深度学习模型预测 mRNA 翻译的当前局限性。

Current limitations in predicting mRNA translation with deep learning models.

机构信息

Biozentrum, University of Basel, Spitalstrasse 41, 4056, Basel, Switzerland.

Departament de Bioquímica i Biologia Molecular and Institut de Biotecnologia i Biomedicina, Universitat Autònoma de Barcelona, 08193, Cerdanyola del Vallès, Spain.

出版信息

Genome Biol. 2024 Aug 20;25(1):227. doi: 10.1186/s13059-024-03369-6.

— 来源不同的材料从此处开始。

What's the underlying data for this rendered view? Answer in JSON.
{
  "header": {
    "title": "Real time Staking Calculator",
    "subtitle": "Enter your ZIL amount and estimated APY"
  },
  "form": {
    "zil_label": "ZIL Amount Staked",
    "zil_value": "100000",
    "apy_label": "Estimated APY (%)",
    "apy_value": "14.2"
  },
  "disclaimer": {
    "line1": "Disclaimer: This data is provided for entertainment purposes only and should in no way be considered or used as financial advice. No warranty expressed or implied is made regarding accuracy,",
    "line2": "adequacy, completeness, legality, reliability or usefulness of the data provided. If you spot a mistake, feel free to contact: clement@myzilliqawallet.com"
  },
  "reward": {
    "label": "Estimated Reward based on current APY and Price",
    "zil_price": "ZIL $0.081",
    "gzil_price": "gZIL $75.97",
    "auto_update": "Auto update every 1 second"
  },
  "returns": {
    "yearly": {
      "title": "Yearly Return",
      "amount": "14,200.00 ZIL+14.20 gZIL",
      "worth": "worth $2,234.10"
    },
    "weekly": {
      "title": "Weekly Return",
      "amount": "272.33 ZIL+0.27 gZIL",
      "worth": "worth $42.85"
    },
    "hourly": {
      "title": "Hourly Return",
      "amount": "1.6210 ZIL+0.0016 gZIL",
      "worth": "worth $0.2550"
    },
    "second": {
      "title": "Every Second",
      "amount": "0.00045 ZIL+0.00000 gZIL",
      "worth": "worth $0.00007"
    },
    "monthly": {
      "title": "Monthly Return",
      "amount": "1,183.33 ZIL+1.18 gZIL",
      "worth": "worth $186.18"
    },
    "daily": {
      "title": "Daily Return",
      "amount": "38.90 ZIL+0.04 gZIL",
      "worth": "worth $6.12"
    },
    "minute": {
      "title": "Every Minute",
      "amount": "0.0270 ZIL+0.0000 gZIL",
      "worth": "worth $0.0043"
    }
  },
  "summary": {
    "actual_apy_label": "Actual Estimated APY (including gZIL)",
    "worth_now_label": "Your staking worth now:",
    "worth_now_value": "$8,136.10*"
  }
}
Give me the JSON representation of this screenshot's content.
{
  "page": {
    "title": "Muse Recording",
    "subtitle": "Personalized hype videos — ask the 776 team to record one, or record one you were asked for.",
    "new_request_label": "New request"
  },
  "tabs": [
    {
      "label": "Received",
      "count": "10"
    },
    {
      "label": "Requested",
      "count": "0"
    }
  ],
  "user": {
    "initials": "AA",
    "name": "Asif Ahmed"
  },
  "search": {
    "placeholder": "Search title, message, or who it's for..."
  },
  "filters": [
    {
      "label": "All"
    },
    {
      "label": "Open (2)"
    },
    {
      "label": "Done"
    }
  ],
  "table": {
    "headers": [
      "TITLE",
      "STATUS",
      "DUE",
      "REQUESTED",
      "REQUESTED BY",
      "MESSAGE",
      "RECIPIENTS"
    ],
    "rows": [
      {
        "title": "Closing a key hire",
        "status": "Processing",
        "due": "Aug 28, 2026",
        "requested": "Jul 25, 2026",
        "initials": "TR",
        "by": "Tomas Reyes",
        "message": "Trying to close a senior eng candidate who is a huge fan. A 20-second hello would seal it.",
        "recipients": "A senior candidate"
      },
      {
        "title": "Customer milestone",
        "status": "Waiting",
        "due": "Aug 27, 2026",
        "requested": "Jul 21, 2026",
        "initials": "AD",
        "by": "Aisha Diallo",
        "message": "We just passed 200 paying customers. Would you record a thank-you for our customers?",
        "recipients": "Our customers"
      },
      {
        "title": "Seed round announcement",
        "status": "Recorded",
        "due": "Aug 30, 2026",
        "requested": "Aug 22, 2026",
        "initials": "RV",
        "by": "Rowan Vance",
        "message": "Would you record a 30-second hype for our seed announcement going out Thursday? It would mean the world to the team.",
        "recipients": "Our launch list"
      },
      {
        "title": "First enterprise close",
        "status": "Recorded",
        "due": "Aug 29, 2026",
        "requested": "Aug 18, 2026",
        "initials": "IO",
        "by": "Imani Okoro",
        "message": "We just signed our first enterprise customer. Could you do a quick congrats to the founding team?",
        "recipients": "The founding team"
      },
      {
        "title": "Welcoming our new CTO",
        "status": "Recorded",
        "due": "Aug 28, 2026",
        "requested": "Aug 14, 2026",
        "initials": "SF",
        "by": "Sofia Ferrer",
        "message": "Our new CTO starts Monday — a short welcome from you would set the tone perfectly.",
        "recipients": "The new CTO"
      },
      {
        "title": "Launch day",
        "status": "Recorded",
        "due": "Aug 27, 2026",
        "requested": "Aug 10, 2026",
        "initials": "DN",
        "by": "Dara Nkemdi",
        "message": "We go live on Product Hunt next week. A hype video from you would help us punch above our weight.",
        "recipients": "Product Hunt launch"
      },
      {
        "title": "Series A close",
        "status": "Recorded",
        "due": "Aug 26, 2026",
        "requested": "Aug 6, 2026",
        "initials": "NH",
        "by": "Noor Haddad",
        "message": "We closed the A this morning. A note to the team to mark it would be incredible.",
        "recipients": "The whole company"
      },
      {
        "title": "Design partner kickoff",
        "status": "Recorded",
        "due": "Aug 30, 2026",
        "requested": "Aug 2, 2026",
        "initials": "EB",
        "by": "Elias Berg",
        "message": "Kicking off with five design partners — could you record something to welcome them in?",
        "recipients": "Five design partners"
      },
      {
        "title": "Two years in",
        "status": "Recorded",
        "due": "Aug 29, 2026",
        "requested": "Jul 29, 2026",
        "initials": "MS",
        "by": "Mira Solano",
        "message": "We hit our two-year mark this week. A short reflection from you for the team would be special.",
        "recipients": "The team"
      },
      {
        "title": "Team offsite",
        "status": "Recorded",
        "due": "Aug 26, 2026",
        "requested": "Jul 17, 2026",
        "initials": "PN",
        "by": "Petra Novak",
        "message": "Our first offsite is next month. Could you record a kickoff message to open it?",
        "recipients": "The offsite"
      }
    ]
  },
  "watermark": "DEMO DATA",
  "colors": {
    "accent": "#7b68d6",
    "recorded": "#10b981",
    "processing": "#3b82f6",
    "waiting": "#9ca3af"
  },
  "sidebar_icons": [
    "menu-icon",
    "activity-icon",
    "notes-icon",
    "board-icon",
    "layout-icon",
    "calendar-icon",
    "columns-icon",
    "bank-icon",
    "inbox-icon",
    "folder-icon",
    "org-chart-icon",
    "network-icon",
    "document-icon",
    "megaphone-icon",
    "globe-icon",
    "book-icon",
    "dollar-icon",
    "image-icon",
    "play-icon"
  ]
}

DOI:10.1186/s13059-024-03369-6

PMID:39164757

原文链接:https://pmc.ncbi.nlm.nih.gov/articles/PMC11337900/

Abstract

BACKGROUND

The design of nucleotide sequences with defined properties is a long-standing problem in bioengineering. An important application is protein expression, be it in the context of research or the production of mRNA vaccines. The rate of protein synthesis depends on the 5' untranslated region (5'UTR) of the mRNAs, and recently, deep learning models were proposed to predict the translation output of mRNAs from the 5'UTR sequence. At the same time, large data sets of endogenous and reporter mRNA translation have become available.

RESULTS

In this study, we use complementary data obtained in two different cell types to assess the accuracy and generality of currently available models for predicting translational output. We find that while performing well on the data sets on which they were trained, deep learning models do not generalize well to other data sets, in particular of endogenous mRNAs, which differ in many properties from reporter constructs.

CONCLUSIONS

These differences limit the ability of deep learning models to uncover mechanisms of translation control and to predict the impact of genetic variation. We suggest directions that combine high-throughput measurements and machine learning to unravel mechanisms of translation control and improve construct design.

摘要

背景

具有特定性质的核苷酸序列的设计是生物工程中长期存在的问题。一个重要的应用是蛋白质表达，无论是在研究还是 mRNA 疫苗生产的背景下。蛋白质的合成速率取决于 mRNA 的 5'非翻译区（5'UTR），最近，提出了深度学习模型来预测从 5'UTR 序列的 mRNA 的翻译输出。与此同时，内源性和报告 mRNA 翻译的大型数据集也已可用。

结果

在这项研究中，我们使用在两种不同细胞类型中获得的互补数据来评估当前用于预测翻译输出的模型的准确性和通用性。我们发现，虽然在它们接受训练的数据集上表现良好，但深度学习模型不能很好地推广到其他数据集，特别是内源性 mRNAs，它们在许多特性上与报告构建体不同。

结论

这些差异限制了深度学习模型发现翻译控制机制和预测遗传变异影响的能力。我们提出了一些方向，将高通量测量和机器学习相结合，以揭示翻译控制的机制并改进构建体设计。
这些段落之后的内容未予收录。